E’ proprio vero che al tavolo il silenzio è d’oro?

L’eterna lotta tra il bene e il male, chi “trash talka” senza ritegno, chi mantiene un atteggiamento equidistante tra i due eccessi e chi invece non transige, osserva silente.

 

 

Stiamo parlando, ovviamente, delle categorie di giocatori che, durante i loro tornei di poker live, decidono di impostare una strategia basata essenzialmente sul modo di porsi verso gli altri.

 

Dan Harrington e Mike Caro, nel momento della loro massima produzione letteraria, parlavano di “assassini silenziosi e rumorosi”, entrambe categorie molto forti nell’accentrare i loro punti di forza in questa o in quell’altra strategia, con un punto fermo: mantenere fede totale e incondizionata verso il proprio modus operandi.

 

Già all’epoca non mancavano gli esempi di illustri rappresentanti delle due fazioni opposte.

 

Da una parte già decine di anni fa facevano “parlare del loro parlare”, personaggi che hanno scritto e riscritto la storia del poker moderno: Amarillo Slim Preston, il giovane Phil Hellmuth, l’ancor più giovane Mike “the mouth” Matusow.

 

Leggendari rimangono impressi nelle nostre menti gli scontri verbali tra questi protagonisti, senza dimenticare l’innesto di altri mostri sacri della specialità arrivati in un’epoca immediatamente successiva, si pensi ad esempio a Tony G. Guoga.

 

Un pochino meno casinisti, ma molto efficaci nella loro costanza, ci sentiamo di inserire giocatori come Gus Hansen, Greg Raymer e Daniel Negreanu, anche se quest’ultimo, lo ammettiamo, è stato difficilissimo non inserirlo nel primo gruppo.

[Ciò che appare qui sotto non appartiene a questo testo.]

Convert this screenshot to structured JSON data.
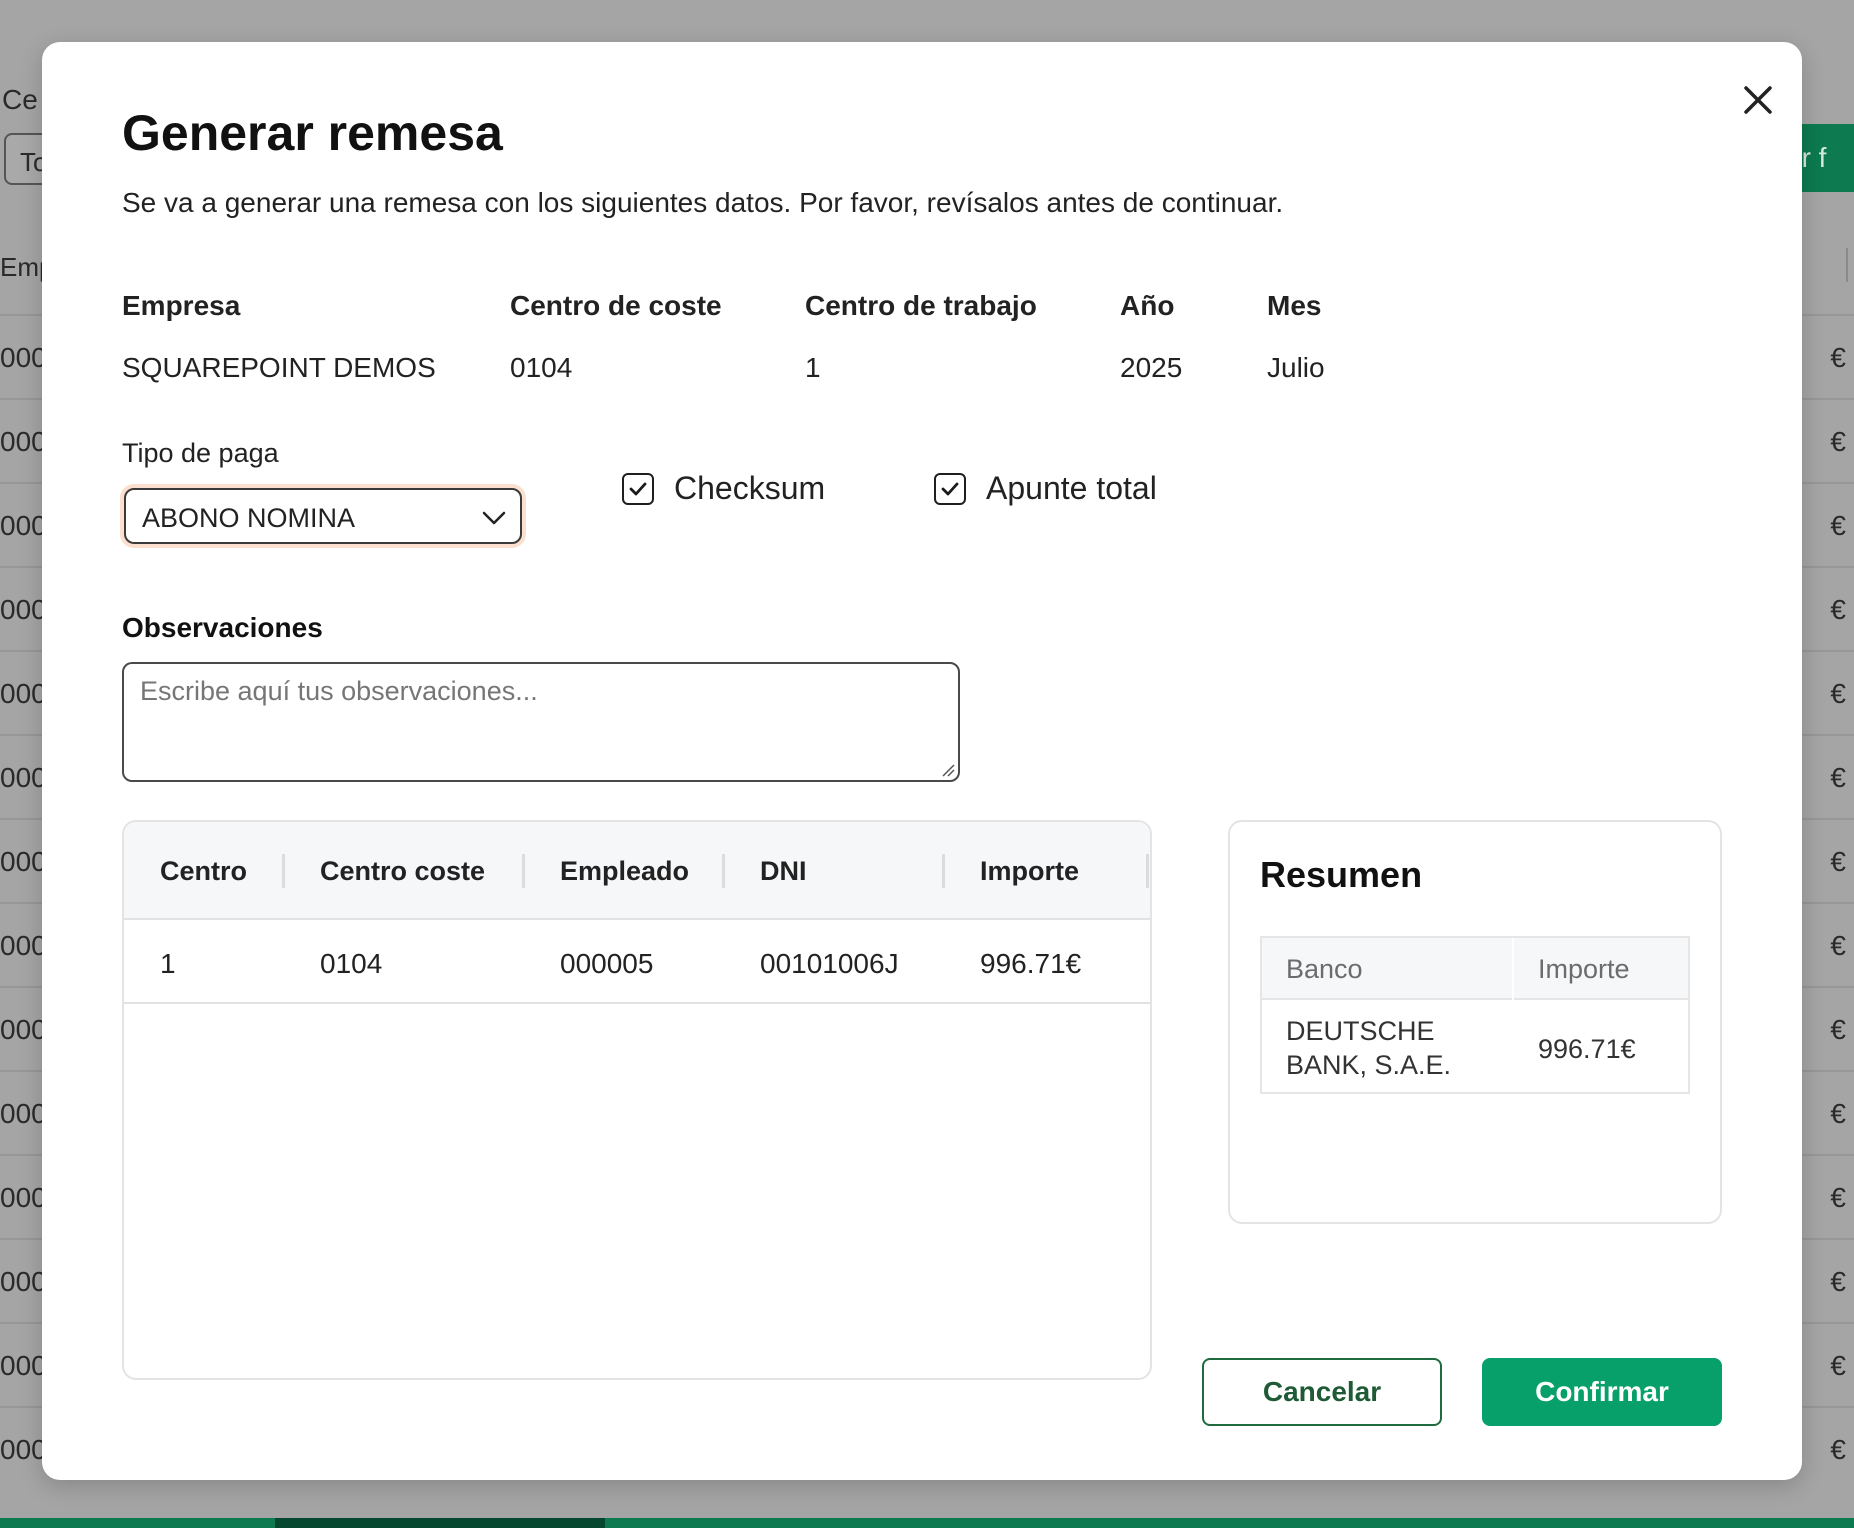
{
  "background": {
    "filter_label": "Ce",
    "filter_select": "To",
    "action_button": "zar f",
    "column_header": "Emp",
    "row_left_text": "000",
    "row_right_text": "€"
  },
  "modal": {
    "title": "Generar remesa",
    "subtitle": "Se va a generar una remesa con los siguientes datos. Por favor, revísalos antes de continuar.",
    "close_icon": "close-icon",
    "info": {
      "empresa": {
        "label": "Empresa",
        "value": "SQUAREPOINT DEMOS"
      },
      "centro_coste": {
        "label": "Centro de coste",
        "value": "0104"
      },
      "centro_trabajo": {
        "label": "Centro de trabajo",
        "value": "1"
      },
      "anio": {
        "label": "Año",
        "value": "2025"
      },
      "mes": {
        "label": "Mes",
        "value": "Julio"
      }
    },
    "tipo_paga": {
      "label": "Tipo de paga",
      "value": "ABONO NOMINA"
    },
    "checksum": {
      "label": "Checksum",
      "checked": true
    },
    "apunte_total": {
      "label": "Apunte total",
      "checked": true
    },
    "observaciones": {
      "label": "Observaciones",
      "placeholder": "Escribe aquí tus observaciones..."
    },
    "table": {
      "headers": [
        "Centro",
        "Centro coste",
        "Empleado",
        "DNI",
        "Importe"
      ],
      "rows": [
        [
          "1",
          "0104",
          "000005",
          "00101006J",
          "996.71€"
        ]
      ]
    },
    "summary": {
      "title": "Resumen",
      "headers": [
        "Banco",
        "Importe"
      ],
      "rows": [
        {
          "banco_line1": "DEUTSCHE",
          "banco_line2": "BANK, S.A.E.",
          "importe": "996.71€"
        }
      ]
    },
    "buttons": {
      "cancel": "Cancelar",
      "confirm": "Confirmar"
    },
    "colors": {
      "accent": "#07a06b",
      "cancel_border": "#1e6b3f",
      "select_focus": "#fbe0cf"
    }
  }
}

I tre appena citati hanno sempre dimostrato di sapere tenere un discorso al tavolo verde senza mai farsi intimorire dalle schermaglie dialettiche altrui. comunque nel rispetto verso i veri e propri taciturni

Fanno parte invece della categoria “assassini silenziosi”, tutti coloro i quali ci hanno deliziato solo ed esclusivamente con le loro giocate e non possiamo certo non annoverare tra questi, gente come Doyle Brunson, Chris Moneymaker, Phil Ivey e Barry Greenstein.

 

E per quanto riguarda gli italiani?

Contrariamente alla nomea che l’italiano medio si è costruito nel corso degli ultimi 100 anni, il gotha del poker italiano si è distinto ultimamente soprattutto per i risultati ottenuti oltre confine, più che per il rumore o le parole proferite al tavolo.

 

Dario Sammartino, Mustapha Kanit, Max Pescatori, Rocco Palumbo, Raffaele Sorrentino e, più recentemente Gianluca Speranza, che ha sfiorato il braccialetto WSOPE in quel di Rozvadov, più una buona parte di tutta la schiera dei pokeristi italiani più titolati, hanno più di una volta dimostrato di riuscire di farsi strada con la mera forza dei risultati piuttosto che con quella del trash talking.

 

E voi? A quale categoria appartenete?